What the tutor should do
Tips on what tutors need to do and prepare before the first session.
- Get to know the student and expectations: Have the parents and student fill out a questionnaire. Ask about a child's learning style. Does he learn better by seeing, reading, doing or listening? Ask about what they expect to accomplish during the sessions and what areas they want to concentrate on. "Good tutors need to assess a student's needs and strengths so they know where to begin instruction," Bavaria explains. "Then they should build a learning plan around those strengths and needs."
- Determine the student's knowledge: Vijay gives students an assessment to evaluate their skills and understanding of the subject in relation to their grade level. She then devises a personalized work plan for getting the student where they need to be, or where they would like to go.

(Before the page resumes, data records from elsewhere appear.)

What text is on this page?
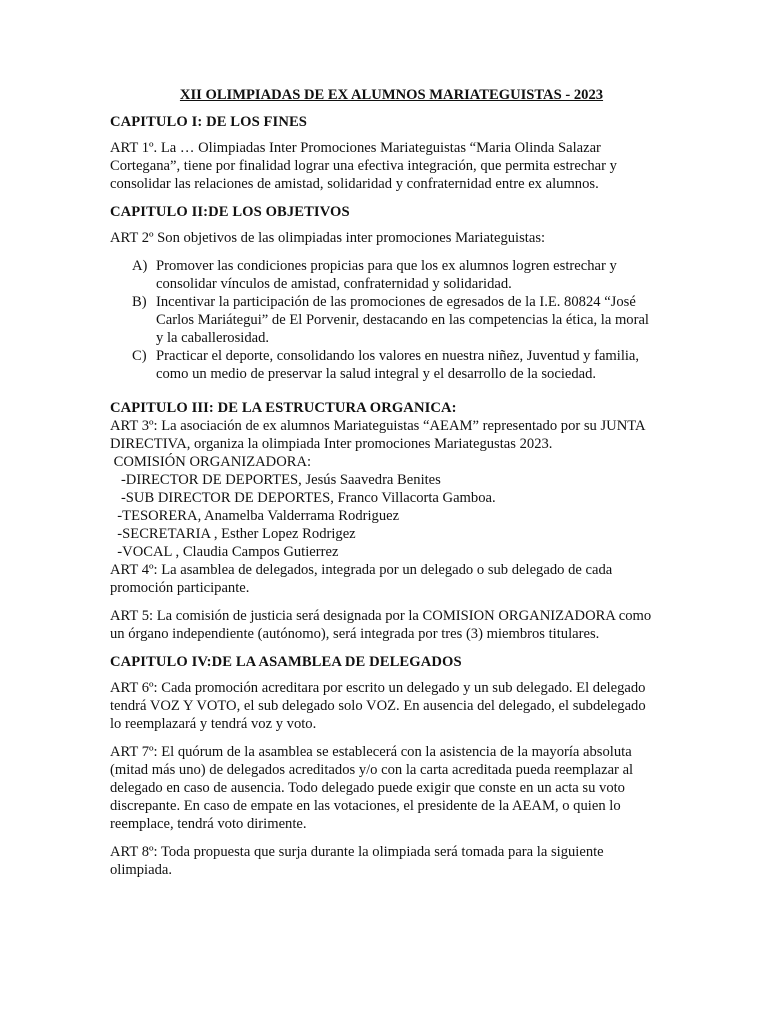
XII OLIMPIADAS DE EX ALUMNOS MARIATEGUISTAS - 2023
CAPITULO I: DE LOS FINES

ART 1º. La … Olimpiadas Inter Promociones Mariateguistas “Maria Olinda Salazar Cortegana”, tiene por finalidad lograr una efectiva integración, que permita estrechar y consolidar las relaciones de amistad, solidaridad y confraternidad entre ex alumnos.

CAPITULO II:DE LOS OBJETIVOS

ART 2º Son objetivos de las olimpiadas inter promociones Mariateguistas:

A) Promover las condiciones propicias para que los ex alumnos logren estrechar y consolidar vínculos de amistad, confraternidad y solidaridad.
B) Incentivar la participación de las promociones de egresados de la I.E. 80824 “José Carlos Mariátegui” de El Porvenir, destacando en las competencias la ética, la moral y la caballerosidad.
C) Practicar el deporte, consolidando los valores en nuestra niñez, Juventud y familia, como un medio de preservar la salud integral y el desarrollo de la sociedad.
CAPITULO III: DE LA ESTRUCTURA ORGANICA:

ART 3º: La asociación de ex alumnos Mariateguistas “AEAM” representado por su JUNTA DIRECTIVA, organiza la olimpiada Inter promociones Mariategustas 2023.

COMISIÓN ORGANIZADORA:
-DIRECTOR DE DEPORTES, Jesús Saavedra Benites
-SUB DIRECTOR DE DEPORTES, Franco Villacorta Gamboa.
-TESORERA, Anamelba Valderrama Rodriguez
-SECRETARIA , Esther Lopez Rodrigez
-VOCAL , Claudia Campos Gutierrez

ART 4º: La asamblea de delegados, integrada por un delegado o sub delegado de cada promoción participante.

ART 5: La comisión de justicia será designada por la COMISION ORGANIZADORA como un órgano independiente (autónomo), será integrada por tres (3) miembros titulares.

CAPITULO IV:DE LA ASAMBLEA DE DELEGADOS

ART 6º: Cada promoción acreditara por escrito un delegado y un sub delegado. El delegado tendrá VOZ Y VOTO, el sub delegado solo VOZ. En ausencia del delegado, el subdelegado lo reemplazará y tendrá voz y voto.

ART 7º: El quórum de la asamblea se establecerá con la asistencia de la mayoría absoluta (mitad más uno) de delegados acreditados y/o con la carta acreditada pueda reemplazar al delegado en caso de ausencia. Todo delegado puede exigir que conste en un acta su voto discrepante. En caso de empate en las votaciones, el presidente de la AEAM, o quien lo reemplace, tendrá voto dirimente.

ART 8º: Toda propuesta que surja durante la olimpiada será tomada para la siguiente olimpiada.
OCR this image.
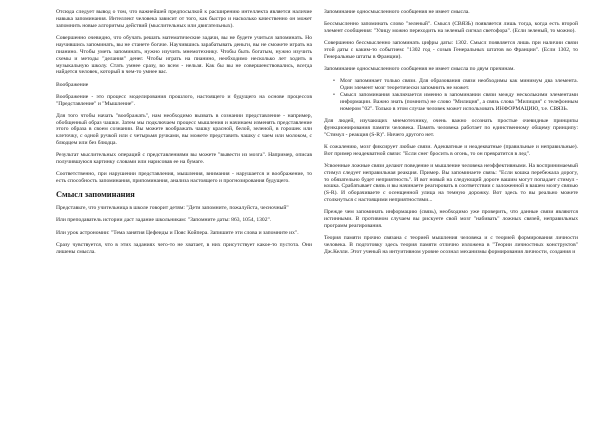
Отсюда следует вывод о том, что важнейшей предпосылкой к расширению интеллекта является наличие навыка запоминания. Интеллект человека зависит от того, как быстро и насколько качественно он может запомнить новые алгоритмы действий (мыслительных или двигательных).

Совершенно очевидно, что обучать решать математические задачи, вы не будете учиться запоминать. Но научившись запоминать, вы не станете богаче. Научившись зарабатывать деньги, вы не сможете играть на пианино. Чтобы уметь запоминать, нужно изучить мнемотехнику. Чтобы быть богатым, нужно изучить схемы и методы "делания" денег. Чтобы играть на пианино, необходимо несколько лет ходить в музыкальную школу. Стать умнее сразу, во всем - нельзя. Как бы вы не совершенствовались, всегда найдется человек, который в чем-то умнее вас.

Воображение

Воображение - это процесс моделирования прошлого, настоящего и будущего на основе процессов "Представление" и "Мышление".

Для того чтобы начать "воображать", нам необходимо вызвать в сознании представление - например, обобщенный образ чашки. Затем мы подключаем процесс мышления и начинаем изменять представление этого образа в своем сознании. Вы можете воображать чашку красной, белой, зеленой, в горошек или клеточку, с одной ручкой или с четырьмя ручками, вы можете представить чашку с чаем или молоком, с блюдцем или без блюдца.

Результат мыслительных операций с представлениями вы можете "вывести из мозга". Например, описав получившуюся картинку словами или нарисовав ее на бумаге.

Соответственно, при нарушении представления, мышления, внимания - нарушается и воображение, то есть способность запоминания, припоминания, анализа настоящего и прогнозирования будущего.

Смысл запоминания

Представьте, что учительница в школе говорит детям: "Дети запомните, пожалуйста, чесночный"

Или преподаватель истории даст задание школьникам: "Запомните даты: 863, 1054, 1302".

Или урок астрономии: "Тема занятия Цефеиды и Пояс Койпера. Запишите эти слова и запомните их".

Сразу чувствуется, что в этих заданиях чего-то не хватает, в них присутствует какое-то пустота. Они лишены смысла.

Запоминание односмысленного сообщения не имеет смысла.

Бессмысленно запоминать слово "зеленый". Смысл (СВЯЗЬ) появляется лишь тогда, когда есть второй элемент сообщения: "Улицу можно переходить на зеленый сигнал светофора". (Если зеленый, то можно).

Совершенно бессмысленно запоминать цифры даты: 1302. Смысл появляется лишь при наличии связи этой даты с каким-то событием: "1302 год - созыв Генеральных штатов во Франции". (Если 1302, то Генеральные штаты в Франции).

Запоминание односмысленного сообщения не имеет смысла по двум причинам.

• Мозг запоминает только связи. Для образования связи необходимы как минимум два элемента. Один элемент мозг теоретически запомнить не может.
• Смысл запоминания заключается именно в запоминании связи между несколькими элементами информации. Важно знать (помнить) не слово "Милиция", а связь слова "Милиция" с телефонным номером "02". Только в этом случае человек может использовать ИНФОРМАЦИЮ, т.е. СВЯЗЬ.

Для людей, изучающих мнемотехнику, очень важно осознать простые очевидные принципы функционирования памяти человека. Память человека работает по единственному общему принципу: "Стимул - реакция (S-R)". Ничего другого нет.

К сожалению, мозг фиксирует любые связи. Адекватные и неадекватные (правильные и неправильные). Вот пример неадекватной связи: "Если снег бросить в огонь, то он превратится в лед".

Усвоенные ложные связи делают поведение и мышление человека неэффективными. На воспринимаемый стимул следует неправильная реакция. Пример. Вы запоминаете связь: "Если кошка перебежала дорогу, то обязательно будет неприятность". И вот новый на следующий дороге вашим могут попадает стимул - кошка. Срабатывает связь и вы начинаете реагировать в соответствии с заложенной в вашем мозгу связью (S-R). И оборачиваете с осенщенной улица на темную дорожку. Вот здесь то вы реально можете столкнуться с настоящими неприятностями...

Прежде чем запоминать информацию (связь), необходимо уже проверить, что данные связи являются истинными. В противном случаем вы рискуете свой мозг "набивать" ложных связей, неправильных программ реагирования.

Теория памяти прочно связана с теорией мышления человека и с теорией формирования личности человека. В подготовку здесь теория памяти отлично изложена в "Теории личностных конструктов" Дж.Келли. Этот ученый на интуитивном уровне осознал механизмы формирования личности, создания и
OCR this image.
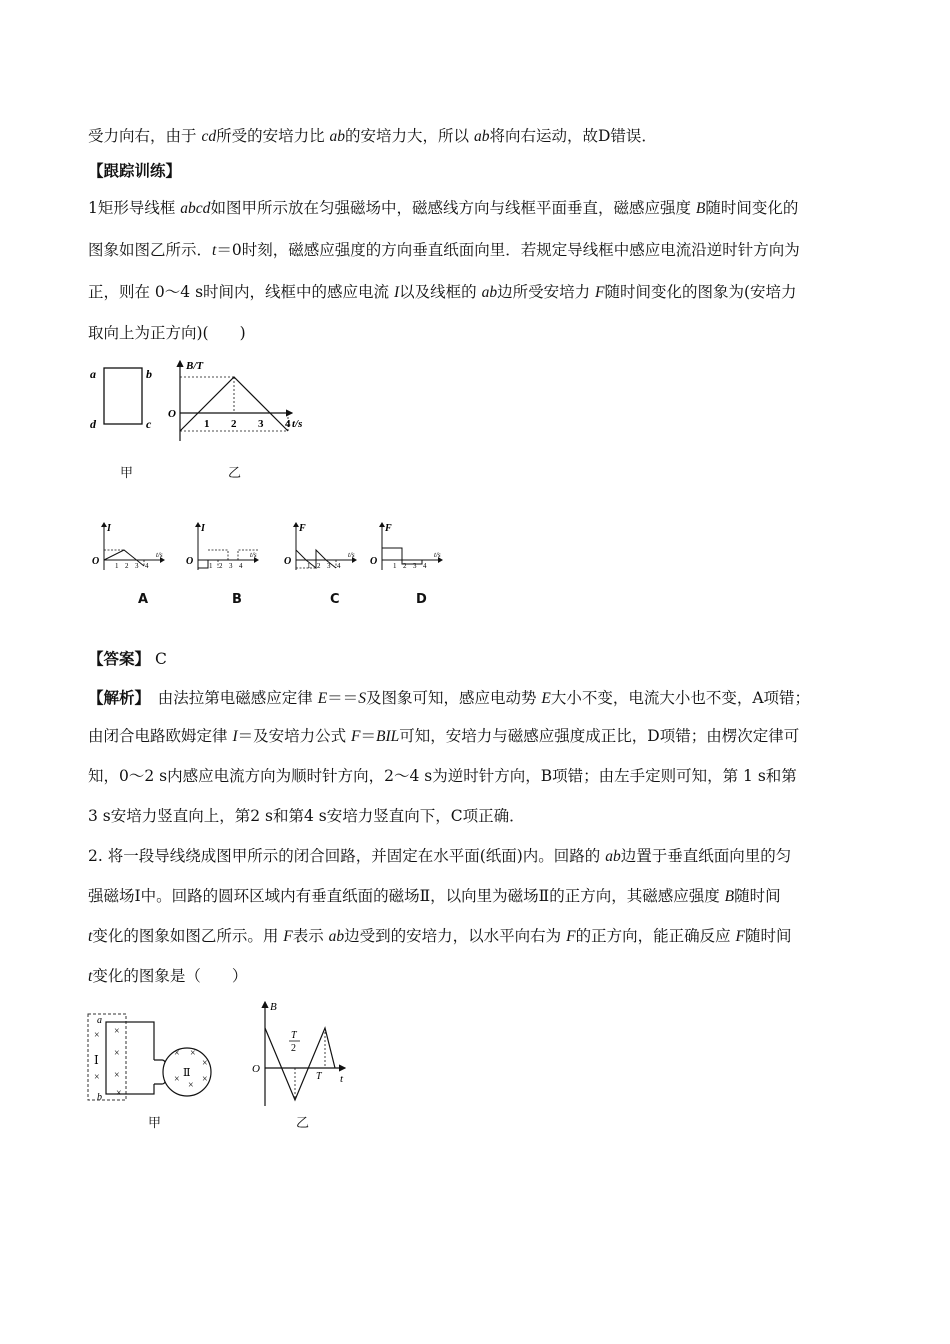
受力向右，由于 cd所受的安培力比 ab的安培力大，所以 ab将向右运动，故D错误．
【跟踪训练】
1矩形导线框 abcd如图甲所示放在匀强磁场中，磁感线方向与线框平面垂直，磁感应强度 B随时间变化的
图象如图乙所示．t＝0时刻，磁感应强度的方向垂直纸面向里．若规定导线框中感应电流沿逆时针方向为
正，则在 0～4 s时间内，线框中的感应电流 I以及线框的 ab边所受安培力 F随时间变化的图象为(安培力
取向上为正方向)(　　)
a	b
c
d
甲
B/T
t/s
O
1 2 3 4
乙
I
t/s
O 1 2 3 4
A
I
t/s
O 1 2 3 4
B
F
t/s
O 1 2 3 4
C
F
t/s
O 1 2 3 4
D
【答案】 C
【解析】　由法拉第电磁感应定律 E＝＝S及图象可知，感应电动势 E大小不变，电流大小也不变，A项错；
由闭合电路欧姆定律 I＝及安培力公式 F＝BIL可知，安培力与磁感应强度成正比，D项错；由楞次定律可
知，0～2 s内感应电流方向为顺时针方向，2～4 s为逆时针方向，B项错；由左手定则可知，第 1 s和第
3 s安培力竖直向上，第2 s和第4 s安培力竖直向下，C项正确．
2. 将一段导线绕成图甲所示的闭合回路，并固定在水平面(纸面)内。回路的 ab边置于垂直纸面向里的匀
强磁场Ⅰ中。回路的圆环区域内有垂直纸面的磁场Ⅱ，以向里为磁场Ⅱ的正方向，其磁感应强度 B随时间
t变化的图象如图乙所示。用 F表示 ab边受到的安培力，以水平向右为 F的正方向，能正确反应 F随时间
t变化的图象是（　　）
a
b
Ⅰ
Ⅱ
×
×
×
×
×
×
× ×
×
×
×
×
甲
B
t
O
T
2
T
乙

- Make a positive impression: Vijay says the first meeting sets the tone. "I want to make the student feels comfortable and learn about what motivates them," she says. "It's all about finding their interests and incorporating them into their course work." Another way to put a child at ease, Vijay says, is to tell them about your own experiences and interests, letting them see you are a normal person, too.
- Collaborate with the student on a plan of action: Incorporate the student into the lesson planning so they become a part of their own learning process. It's also a good way to keep the lines of communication open.
Tutoring involves teamwork between the parent, child and tutor. With effective communication, well-planned goals and some advance preparation, the first tutoring session will be off to an outstanding start.